I have implemented the Libor Market Model in Matlab. When I generate a number of paths, I notice that some of them explode. Does anybody have an idea what could cause this?
I already tried solving the problem by decreasing the timestep (up to dt=0.001) in order to reduce the error and also by simulating with the log-Euler scheme instead of the 'normal' Euler.

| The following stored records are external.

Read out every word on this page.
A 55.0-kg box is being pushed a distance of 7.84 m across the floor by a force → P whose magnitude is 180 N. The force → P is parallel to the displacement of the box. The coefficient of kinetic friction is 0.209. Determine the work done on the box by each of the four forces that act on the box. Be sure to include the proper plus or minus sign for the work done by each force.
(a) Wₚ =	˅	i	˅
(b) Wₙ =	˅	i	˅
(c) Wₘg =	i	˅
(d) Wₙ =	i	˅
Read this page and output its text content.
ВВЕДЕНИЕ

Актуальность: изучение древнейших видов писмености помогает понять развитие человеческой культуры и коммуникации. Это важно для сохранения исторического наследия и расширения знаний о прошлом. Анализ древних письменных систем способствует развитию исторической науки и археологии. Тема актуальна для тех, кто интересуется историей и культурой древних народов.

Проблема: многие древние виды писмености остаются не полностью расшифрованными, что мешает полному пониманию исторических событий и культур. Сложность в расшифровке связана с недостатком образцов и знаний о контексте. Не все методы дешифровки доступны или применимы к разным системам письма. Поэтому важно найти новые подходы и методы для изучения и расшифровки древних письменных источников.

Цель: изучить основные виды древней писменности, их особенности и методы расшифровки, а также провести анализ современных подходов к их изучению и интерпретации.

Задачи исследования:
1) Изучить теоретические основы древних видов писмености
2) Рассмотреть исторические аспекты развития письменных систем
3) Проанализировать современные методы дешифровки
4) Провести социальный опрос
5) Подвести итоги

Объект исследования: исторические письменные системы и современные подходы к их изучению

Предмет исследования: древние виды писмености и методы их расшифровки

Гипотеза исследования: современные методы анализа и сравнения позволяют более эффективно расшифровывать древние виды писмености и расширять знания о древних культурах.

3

In both cases it did not resolve the problem, since some of the Libor rates paths are still diverging.
Specifics:
I simulate the forward Libor rates under the spot measure, whose dynamics are given by: $$dL_n\left(t\right)=\sigma_n\left(t\right)L_n\left(t\right)\sum_{j=q\left(t\right)}^n \frac{\tau_j \rho_{j,n} \sigma_j\left(t\right)L_j\left(t\right)}{1+\tau_j L_j\left(t\right)}dt + \sigma_n\left(t\right)L_n\left(t\right)dW\left(t\right)$$ where $$L_n\left(t\right):=L\left(t;T_n,T_{n+1}\right),$$ $$\tau_n = T_{n+1}-T_n,$$ $$\sigma_n\left(t\right) = k_n \left[\left(a+b\left(T_n-t\right)\right)e^{-c\left(T_n-t\right)}+d\right],$$ index function $q\left(t\right)$ is defined by $$T_{q\left(t\right)-1}\leq t < T_{q\left(t\right)},$$ $W$ is a Brownian Motion under the spot measure.